How to lose $1 billion in one afternoon
These days of course, it’s much easier to destroy value, as we witnessed on Saturday when $1.2 billion of long positions in cryptocurrency were liquidated in about 30 minutes. Following the pull back from the highs of a month ago, confidence was returning to the market and traders were taking out leveraged long positions. Below them though was clear air and with enough selling it was clear to some in the market they would be wiped out.The opportunity presented itself, and while America slept, they were indeed wiped out.
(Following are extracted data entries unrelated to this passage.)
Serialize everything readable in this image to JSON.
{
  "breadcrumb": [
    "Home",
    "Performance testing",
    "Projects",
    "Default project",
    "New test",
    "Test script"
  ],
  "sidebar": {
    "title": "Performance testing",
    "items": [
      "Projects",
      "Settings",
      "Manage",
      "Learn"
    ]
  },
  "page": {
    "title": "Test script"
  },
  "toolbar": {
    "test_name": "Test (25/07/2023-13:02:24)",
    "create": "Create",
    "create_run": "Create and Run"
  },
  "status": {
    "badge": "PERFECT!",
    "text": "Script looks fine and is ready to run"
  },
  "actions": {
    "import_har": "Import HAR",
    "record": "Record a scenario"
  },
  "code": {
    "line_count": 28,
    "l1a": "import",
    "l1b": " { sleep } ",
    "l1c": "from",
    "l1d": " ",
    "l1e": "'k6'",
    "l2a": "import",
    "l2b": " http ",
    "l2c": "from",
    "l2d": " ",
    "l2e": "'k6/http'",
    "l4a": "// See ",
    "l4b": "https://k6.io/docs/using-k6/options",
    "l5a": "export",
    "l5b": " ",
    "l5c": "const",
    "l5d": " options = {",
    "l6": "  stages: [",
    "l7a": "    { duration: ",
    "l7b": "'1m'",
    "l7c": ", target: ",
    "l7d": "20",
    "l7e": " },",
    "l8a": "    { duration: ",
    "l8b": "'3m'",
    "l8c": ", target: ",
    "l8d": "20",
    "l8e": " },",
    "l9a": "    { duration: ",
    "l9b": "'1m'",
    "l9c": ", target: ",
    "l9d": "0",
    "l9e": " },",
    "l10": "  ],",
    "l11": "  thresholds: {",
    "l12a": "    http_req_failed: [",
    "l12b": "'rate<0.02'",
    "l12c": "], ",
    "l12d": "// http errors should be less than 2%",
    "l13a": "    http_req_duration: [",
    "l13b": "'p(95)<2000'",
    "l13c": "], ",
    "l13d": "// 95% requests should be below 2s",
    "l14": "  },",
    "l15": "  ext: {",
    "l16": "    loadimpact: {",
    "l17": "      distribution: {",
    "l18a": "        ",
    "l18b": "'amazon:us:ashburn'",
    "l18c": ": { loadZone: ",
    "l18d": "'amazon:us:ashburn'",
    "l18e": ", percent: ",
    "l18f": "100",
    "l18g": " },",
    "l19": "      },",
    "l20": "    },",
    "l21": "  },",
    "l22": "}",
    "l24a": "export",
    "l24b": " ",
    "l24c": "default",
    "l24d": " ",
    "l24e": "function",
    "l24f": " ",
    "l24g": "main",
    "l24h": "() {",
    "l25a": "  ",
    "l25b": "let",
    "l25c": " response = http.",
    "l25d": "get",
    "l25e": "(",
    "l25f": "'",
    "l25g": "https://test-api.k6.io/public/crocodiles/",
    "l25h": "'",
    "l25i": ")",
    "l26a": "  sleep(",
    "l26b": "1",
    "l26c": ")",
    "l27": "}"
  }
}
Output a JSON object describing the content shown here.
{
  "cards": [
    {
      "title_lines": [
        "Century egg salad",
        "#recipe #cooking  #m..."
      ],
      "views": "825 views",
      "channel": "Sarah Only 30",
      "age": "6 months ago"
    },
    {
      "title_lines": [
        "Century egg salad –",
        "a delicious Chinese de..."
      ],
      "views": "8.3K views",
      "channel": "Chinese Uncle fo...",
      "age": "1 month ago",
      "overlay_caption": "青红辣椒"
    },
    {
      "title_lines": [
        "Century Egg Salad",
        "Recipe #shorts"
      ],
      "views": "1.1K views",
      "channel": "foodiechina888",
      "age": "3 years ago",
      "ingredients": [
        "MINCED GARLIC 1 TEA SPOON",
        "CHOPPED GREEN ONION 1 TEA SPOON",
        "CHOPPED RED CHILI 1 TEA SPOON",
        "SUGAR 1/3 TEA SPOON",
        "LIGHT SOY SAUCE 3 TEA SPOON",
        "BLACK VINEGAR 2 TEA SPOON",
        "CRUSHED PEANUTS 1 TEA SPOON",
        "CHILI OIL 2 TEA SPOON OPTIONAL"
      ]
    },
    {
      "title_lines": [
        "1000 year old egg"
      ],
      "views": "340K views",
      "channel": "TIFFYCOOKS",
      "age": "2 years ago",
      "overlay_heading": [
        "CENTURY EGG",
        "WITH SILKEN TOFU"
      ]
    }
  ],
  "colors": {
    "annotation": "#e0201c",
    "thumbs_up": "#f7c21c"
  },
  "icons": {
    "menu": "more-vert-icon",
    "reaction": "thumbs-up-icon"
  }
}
Sadly, for those involved, they will not now inherit $300 million and their cryptocurrency sits with professional traders and institutions who understand thin liquidity better than most. Leverage and volatile assets are a dangerous mix.
Many will point to the move as evidence of manipulation but I must disagree. Digital assets trade 24 hours per day, 7 days a week. As time goes on fewer and fewer people will use leverage in these markets because they will learn the harsh lessons the market has taught them. Contrast that with the US stock exchange, retail purchasing of stock options is at record highs. If anything bad happens the stock market circuit breakers kick in and the market closes altogether. Circuit breakers kick in at -7%, -13% and -20%. That is not a real market in my view, that is manipulation. Downside risk is simply not tolerated in traditional markets and that is wrong.
That “protection” drives excess risk. This year stock options volume have started to exceed share volumes. This means more money is in leveraged plays than simply buying the underlying asset.
The rules in digital assets are much simpler, and harsher. First, don’t use leverage unless you know what you are doing. Second, if you think you know what you are doing it’s a good sign that you don’t.
There are so many enjoyable alternatives if you wish to pursue the worthy goal of setting fire to a billion dollars or more. They include buying an English Premier League football team, sinking an uninsured super yacht, and if you live in Sydney, you could build a tram line through the city that nobody uses.
Liquidity
The weekend was also a nice reminder of why the first test any asset must pass to qualify for our Managed Fund is liquidity. The key question: is there any?
A good example has been provided this year by SushiSwap, a DeFi asset we have followed closely but did not buy because of liquidity concerns.
In March this year, DeFi was really starting to take-off. Tokens like Sushi, which is essentially a software program for leveraged borrowing and lending in cryptocurrency, were riding high.
Sushi reached a high of US$23 in March but since then has fallen back as low as $5, a near 80% decline.
Whatever their ultimate prospects, many DeFi tokens are vulnerable to cascading liquidations like the one we saw on the weekend. As people withdraw from the protocols, they become unbalanced and as the price of collateral falls, more and more liquidations ensue. To be fair to most of these platforms, they execute very well under extreme selling pressure like we saw on Saturday. The software just does what it is told.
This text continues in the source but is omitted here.